Saturday, 18 November 2017

Echolalia

I was in a bit of a panic through most of yesterday. I was singing at Shul this morning but I hadn’t really had the chance to look through the music or practice as much as I would have liked. It’s actually really very lovely to flex my bassy singing muscles again. I can feel my voice responding really well to being given a regular work out. As it happened, everything went very well and I needn’t have worried. I still stumble over the odd Hebrew word, but everything else was pretty much spot on. 

Yesterday was spent rushing about buying and making props and then working on a quiz where all three of our computers simultaneously crashed. Through extremely quick thinking and a whole heap of team work, we narrowly avoided the entire evening grinding to a halt, but I walked away feeling like I’d been hit by a bus as the adrenaline spike slowly seeped out of my body. It’s funny how no catastrophe can ever be attributed to a single event. During last night’s quiz, Sara, who was inputting scores, ran out of battery on her laptop but realised with horror that she’d forgotten her charger. Abbie then handed her a flash drive so we could quickly save the scoreboard and transfer it to my Mac, but it was corrupt. It wouldn’t open on my computer, it destroyed the original document on Sara’s computer and then caused Quiz Master Abbie’s computer to completely crash, which meant she had to make up questions on the fly whilst Sara and I desperately tried to remedy the scoring situation. We got there...

I traveled home on a late night bus from Dulwich to the tube at Brixton. I hate the south of London. I don’t understand it at all. It seems to be a network of wide, house-lined streets with no discernible village centres. Those who know me well will know that I suffer from a condition called echolalia, which is similar to Tourette’s and involves me randomly mimicking phrases I hear which surprise me in the way that they’re delivered. It maybe occurs once a week, and it tends to happen with shop keepers and waitresses, particularly people with very high speaking voices or Eastern European accents.

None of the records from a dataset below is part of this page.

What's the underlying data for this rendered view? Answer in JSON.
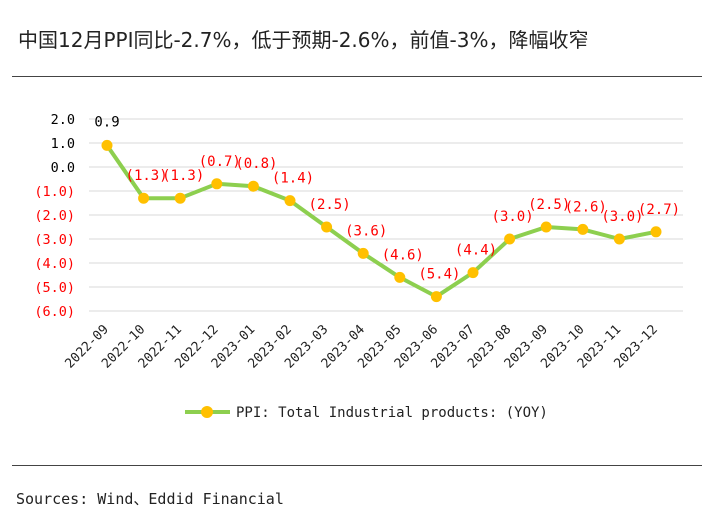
{
  "header": {
    "title": "中国12月PPI同比-2.7%，低于预期-2.6%，前值-3%，降幅收窄"
  },
  "footer": {
    "source": "Sources: Wind、Eddid Financial"
  },
  "colors": {
    "line": "#8dcf4f",
    "marker": "#ffc000",
    "negative_label": "#ff0000",
    "positive_label": "#000000",
    "grid": "#d9d9d9"
  },
  "chart_data": {
    "type": "line",
    "title": "",
    "xlabel": "",
    "ylabel": "",
    "ylim": [
      -6.0,
      2.0
    ],
    "yticks": [
      2.0,
      1.0,
      0.0,
      -1.0,
      -2.0,
      -3.0,
      -4.0,
      -5.0,
      -6.0
    ],
    "ytick_labels": [
      "2.0",
      "1.0",
      "0.0",
      "(1.0)",
      "(2.0)",
      "(3.0)",
      "(4.0)",
      "(5.0)",
      "(6.0)"
    ],
    "categories": [
      "2022-09",
      "2022-10",
      "2022-11",
      "2022-12",
      "2023-01",
      "2023-02",
      "2023-03",
      "2023-04",
      "2023-05",
      "2023-06",
      "2023-07",
      "2023-08",
      "2023-09",
      "2023-10",
      "2023-11",
      "2023-12"
    ],
    "series": [
      {
        "name": "PPI: Total Industrial products: (YOY)",
        "values": [
          0.9,
          -1.3,
          -1.3,
          -0.7,
          -0.8,
          -1.4,
          -2.5,
          -3.6,
          -4.6,
          -5.4,
          -4.4,
          -3.0,
          -2.5,
          -2.6,
          -3.0,
          -2.7
        ],
        "labels": [
          "0.9",
          "(1.3)",
          "(1.3)",
          "(0.7)",
          "(0.8)",
          "(1.4)",
          "(2.5)",
          "(3.6)",
          "(4.6)",
          "(5.4)",
          "(4.4)",
          "(3.0)",
          "(2.5)",
          "(2.6)",
          "(3.0)",
          "(2.7)"
        ]
      }
    ],
    "grid": true,
    "legend": "bottom"
  }
}
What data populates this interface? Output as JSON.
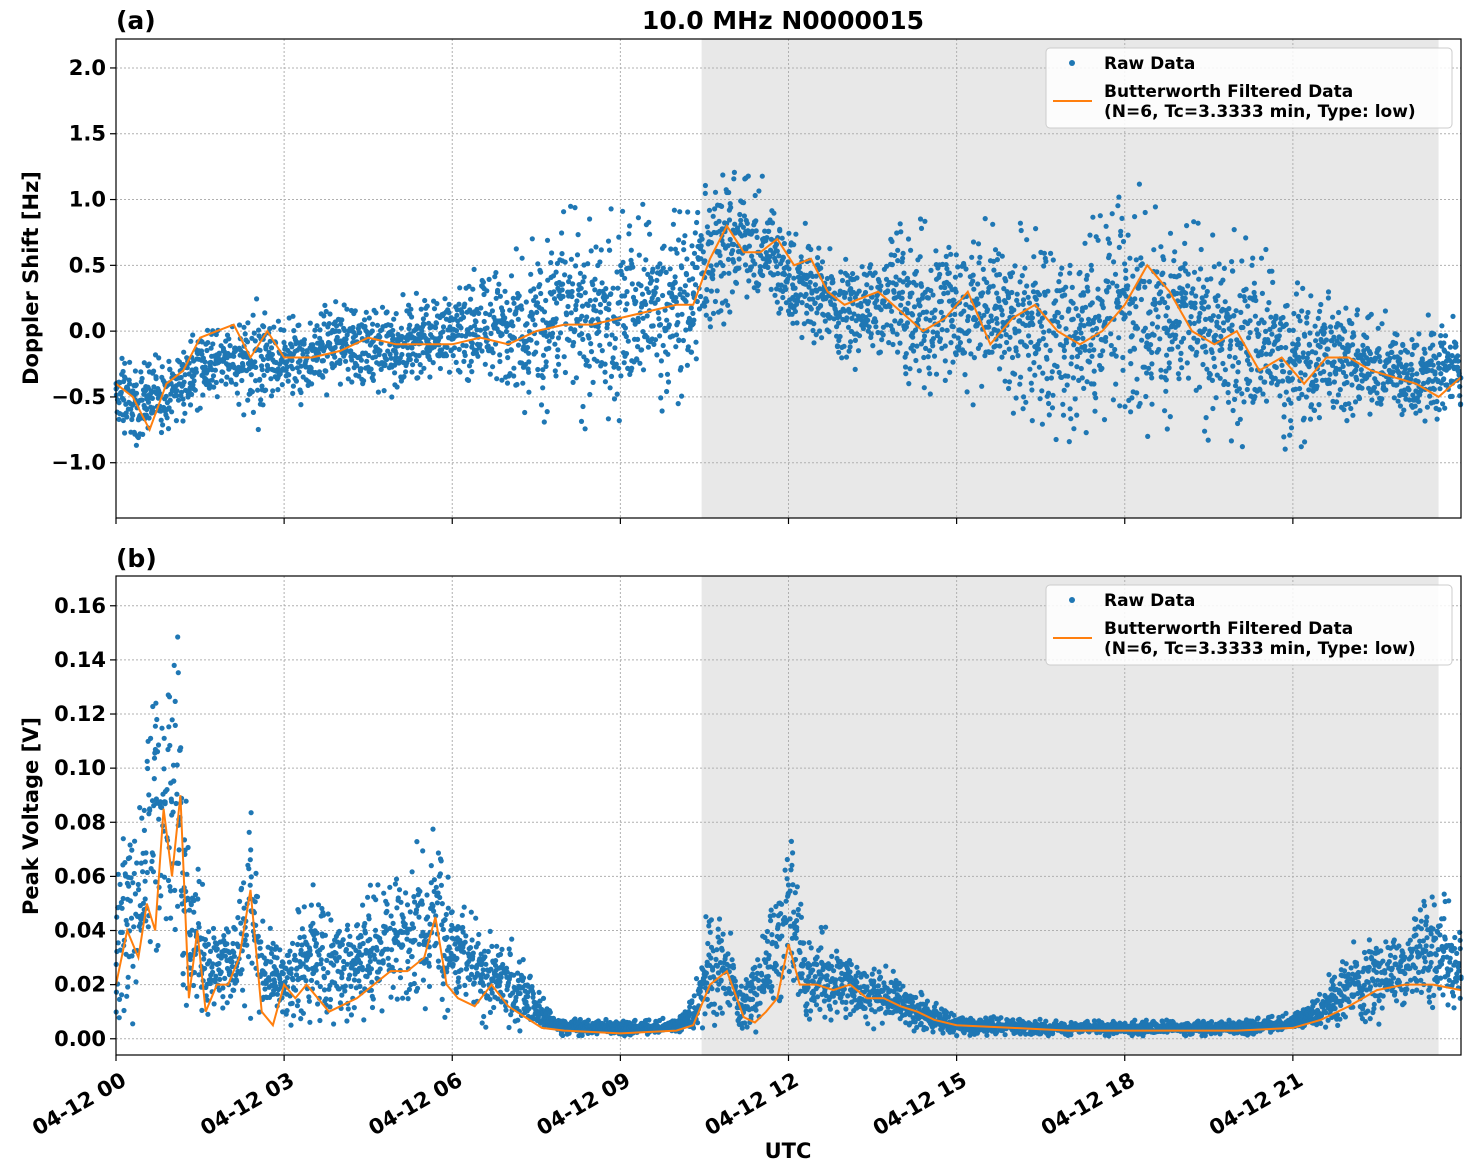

Anyway, I subjected Abbie to priceless example of my infliction on the bus last night as some poor girl got off and thanked the driver. I was mortified.

The tubes at midnight on Friday are always full of eccentric revellers. A massive number of people, perhaps as many as a hundred, were singing and dancing along with a busker performing Aretha Franklin’s Freedom.

The funniest sight I witnessed was an extremely depressed-looking woman, folded up in her seat like an old jumper, wearing a hat made out of a balloon flower. A tragic juxtaposition!